It is one thing to learn a new piece of information, such as a new phone number or a new word, but quite another to get your brain to file it away so it is available when you need it.

A new study published in the Journal of Neuroscience by researchers at the University of York and Harvard Medical School suggests that sleep may help to do both. The scientists found that sleep helps people to remember a newly learned word and incorporate new vocabulary into their "mental lexicon".

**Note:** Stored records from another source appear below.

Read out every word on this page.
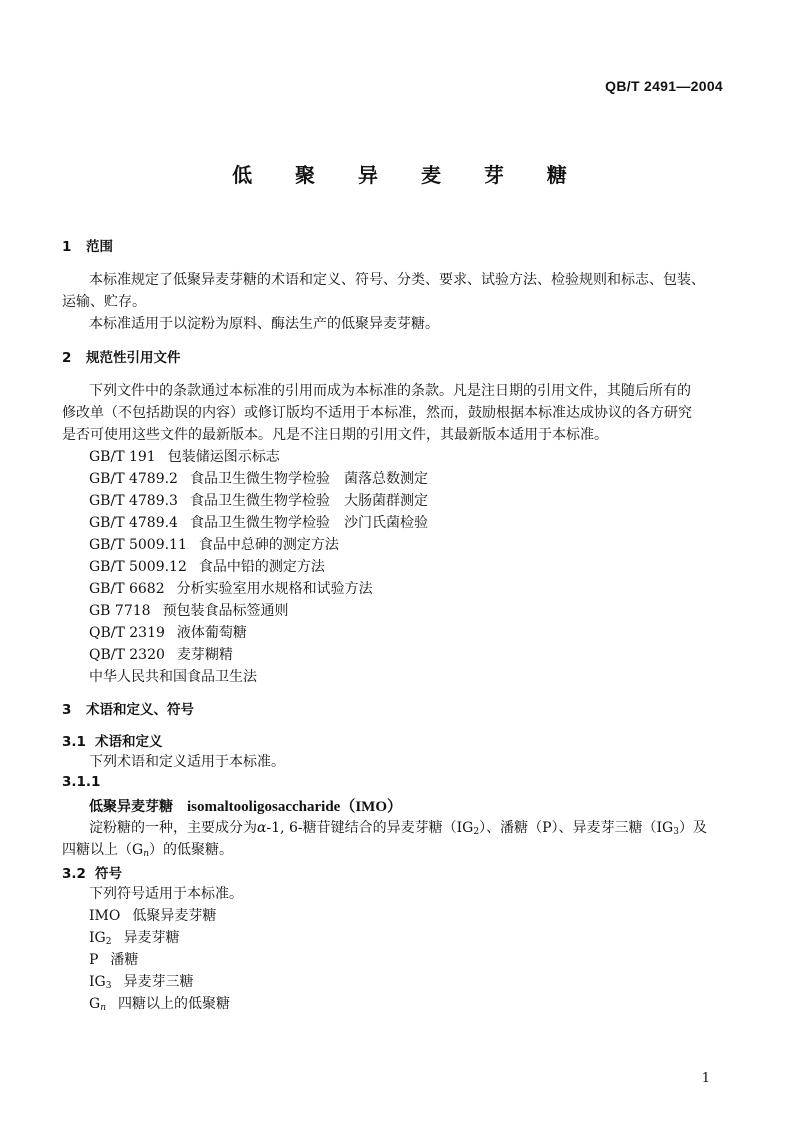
QB/T 2491—2004
低 聚 异 麦 芽 糖
1 范围
本标准规定了低聚异麦芽糖的术语和定义、符号、分类、要求、试验方法、检验规则和标志、包装、
运输、贮存。
本标准适用于以淀粉为原料、酶法生产的低聚异麦芽糖。
2 规范性引用文件
下列文件中的条款通过本标准的引用而成为本标准的条款。凡是注日期的引用文件，其随后所有的
修改单（不包括勘误的内容）或修订版均不适用于本标准，然而，鼓励根据本标准达成协议的各方研究
是否可使用这些文件的最新版本。凡是不注日期的引用文件，其最新版本适用于本标准。
GB/T 191 包装储运图示标志
GB/T 4789.2 食品卫生微生物学检验　菌落总数测定
GB/T 4789.3 食品卫生微生物学检验　大肠菌群测定
GB/T 4789.4 食品卫生微生物学检验　沙门氏菌检验
GB/T 5009.11 食品中总砷的测定方法
GB/T 5009.12 食品中铅的测定方法
GB/T 6682 分析实验室用水规格和试验方法
GB 7718 预包装食品标签通则
QB/T 2319 液体葡萄糖
QB/T 2320 麦芽糊精
中华人民共和国食品卫生法
3 术语和定义、符号
3.1 术语和定义
下列术语和定义适用于本标准。
3.1.1
低聚异麦芽糖 isomaltooligosaccharide（IMO）
淀粉糖的一种，主要成分为α-1, 6-糖苷键结合的异麦芽糖$(IG_2)$、潘糖（P）、异麦芽三糖$(IG_3)$及
四糖以上$(G_n)$的低聚糖。
3.2 符号
下列符号适用于本标准。
IMO 低聚异麦芽糖
$IG_2$ 异麦芽糖
P 潘糖
$IG_3$ 异麦芽三糖
$G_n$ 四糖以上的低聚糖
1
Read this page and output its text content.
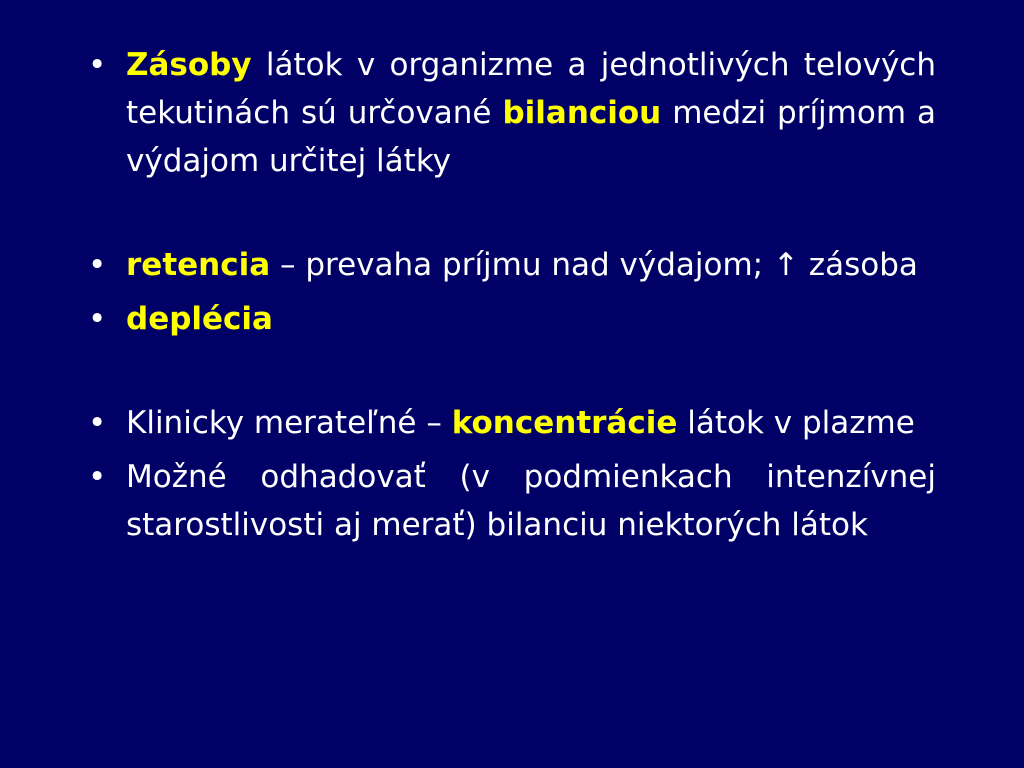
• Zásoby látok v organizme a jednotlivých telových tekutinách sú určované bilanciou medzi príjmom a výdajom určitej látky
• retencia – prevaha príjmu nad výdajom; ↑ zásoba
• deplécia
• Klinicky merateľné – koncentrácie látok v plazme
• Možné odhadovať (v podmienkach intenzívnej starostlivosti aj merať) bilanciu niektorých látok
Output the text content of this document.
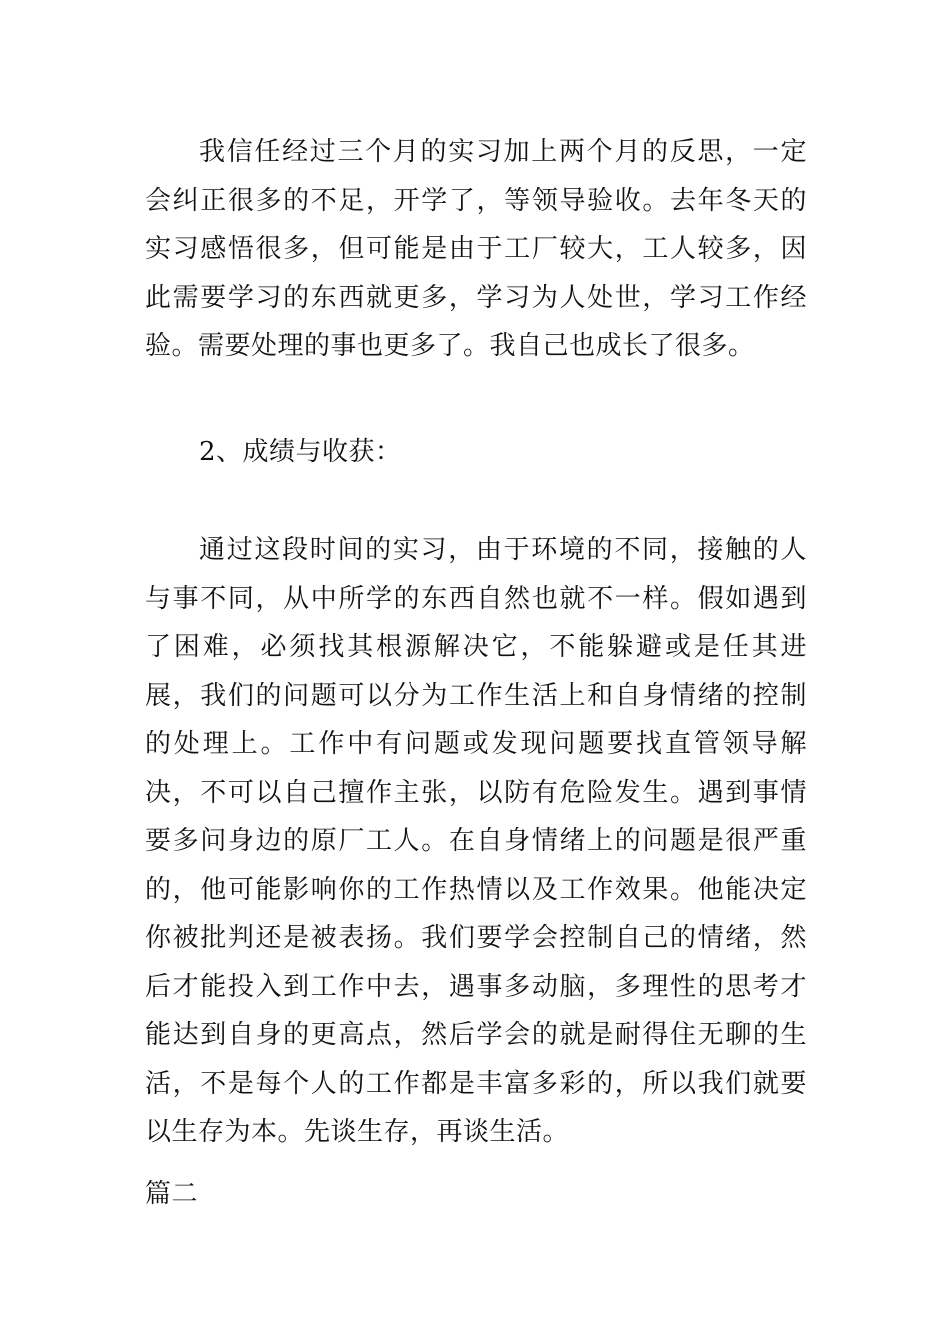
我信任经过三个月的实习加上两个月的反思，一定会纠正很多的不足，开学了，等领导验收。去年冬天的实习感悟很多，但可能是由于工厂较大，工人较多，因此需要学习的东西就更多，学习为人处世，学习工作经验。需要处理的事也更多了。我自己也成长了很多。

2、成绩与收获：

通过这段时间的实习，由于环境的不同，接触的人与事不同，从中所学的东西自然也就不一样。假如遇到了困难，必须找其根源解决它，不能躲避或是任其进展，我们的问题可以分为工作生活上和自身情绪的控制的处理上。工作中有问题或发现问题要找直管领导解决，不可以自己擅作主张，以防有危险发生。遇到事情要多问身边的原厂工人。在自身情绪上的问题是很严重的，他可能影响你的工作热情以及工作效果。他能决定你被批判还是被表扬。我们要学会控制自己的情绪，然后才能投入到工作中去，遇事多动脑，多理性的思考才能达到自身的更高点，然后学会的就是耐得住无聊的生活，不是每个人的工作都是丰富多彩的，所以我们就要以生存为本。先谈生存，再谈生活。

篇二
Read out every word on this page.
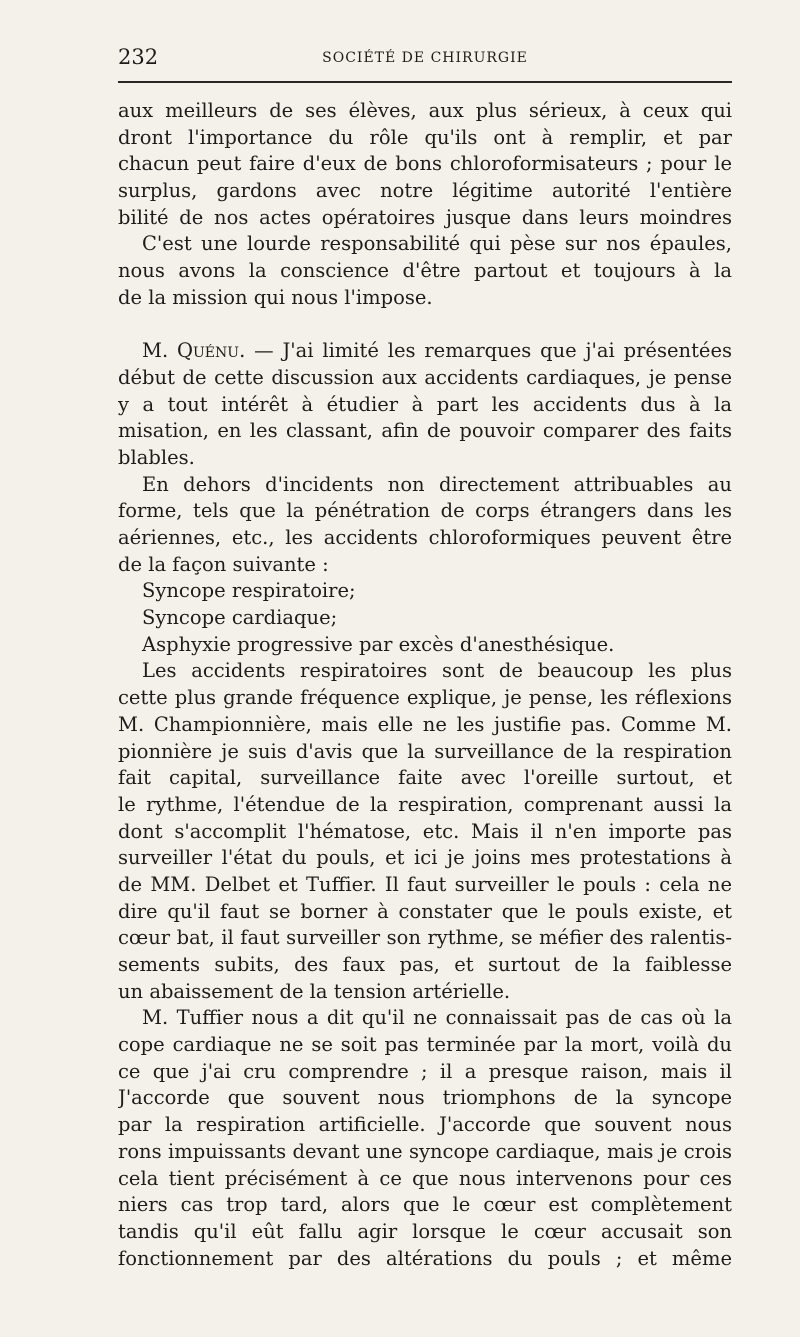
232	SOCIÉTÉ DE CHIRURGIE
aux meilleurs de ses élèves, aux plus sérieux, à ceux qui
dront l'importance du rôle qu'ils ont à remplir, et par
chacun peut faire d'eux de bons chloroformisateurs ; pour le
surplus, gardons avec notre légitime autorité l'entière
bilité de nos actes opératoires jusque dans leurs moindres
C'est une lourde responsabilité qui pèse sur nos épaules,
nous avons la conscience d'être partout et toujours à la
de la mission qui nous l'impose.
M. Quénu. — J'ai limité les remarques que j'ai présentées
début de cette discussion aux accidents cardiaques, je pense
y a tout intérêt à étudier à part les accidents dus à la
misation, en les classant, afin de pouvoir comparer des faits
blables.
En dehors d'incidents non directement attribuables au
forme, tels que la pénétration de corps étrangers dans les
aériennes, etc., les accidents chloroformiques peuvent être
de la façon suivante :
Syncope respiratoire;
Syncope cardiaque;
Asphyxie progressive par excès d'anesthésique.
Les accidents respiratoires sont de beaucoup les plus
cette plus grande fréquence explique, je pense, les réflexions
M. Championnière, mais elle ne les justifie pas. Comme M.
pionnière je suis d'avis que la surveillance de la respiration
fait capital, surveillance faite avec l'oreille surtout, et
le rythme, l'étendue de la respiration, comprenant aussi la
dont s'accomplit l'hématose, etc. Mais il n'en importe pas
surveiller l'état du pouls, et ici je joins mes protestations à
de MM. Delbet et Tuffier. Il faut surveiller le pouls : cela ne
dire qu'il faut se borner à constater que le pouls existe, et
cœur bat, il faut surveiller son rythme, se méfier des ralentis-
sements subits, des faux pas, et surtout de la faiblesse
un abaissement de la tension artérielle.
M. Tuffier nous a dit qu'il ne connaissait pas de cas où la
cope cardiaque ne se soit pas terminée par la mort, voilà du
ce que j'ai cru comprendre ; il a presque raison, mais il
J'accorde que souvent nous triomphons de la syncope
par la respiration artificielle. J'accorde que souvent nous
rons impuissants devant une syncope cardiaque, mais je crois
cela tient précisément à ce que nous intervenons pour ces
niers cas trop tard, alors que le cœur est complètement
tandis qu'il eût fallu agir lorsque le cœur accusait son
fonctionnement par des altérations du pouls ; et même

During the study, researchers taught volunteers new words in the evening, followed by an immediate test. The volunteers slept overnight in the laboratory while their brain activity was recorded using an electroencephalogram. A test the following morning revealed that they could remember more words than they did immediately after learning them, and they could recognize them faster demonstrating that sleep had strengthened the new memories.

This did not occur in a control group of volunteers who were trained in the morning and re-tested in the evening, with no sleep in between. An examination of the sleep volunteers' brainwaves showed that deep sleep (slow-wave sleep) rather than rapid eye movement (REM) sleep or light sleep helped in strengthening the new memories.

These results highlight the importance of sleep and the underlying brain processes for expanding vocabulary. Lead author Jakke Tamminen, said: "New memories are only really useful if you can connect them to information you already know." he said their study identifies the brain activity during sleep that organizes new memories and makes those vital connections with existing knowledge.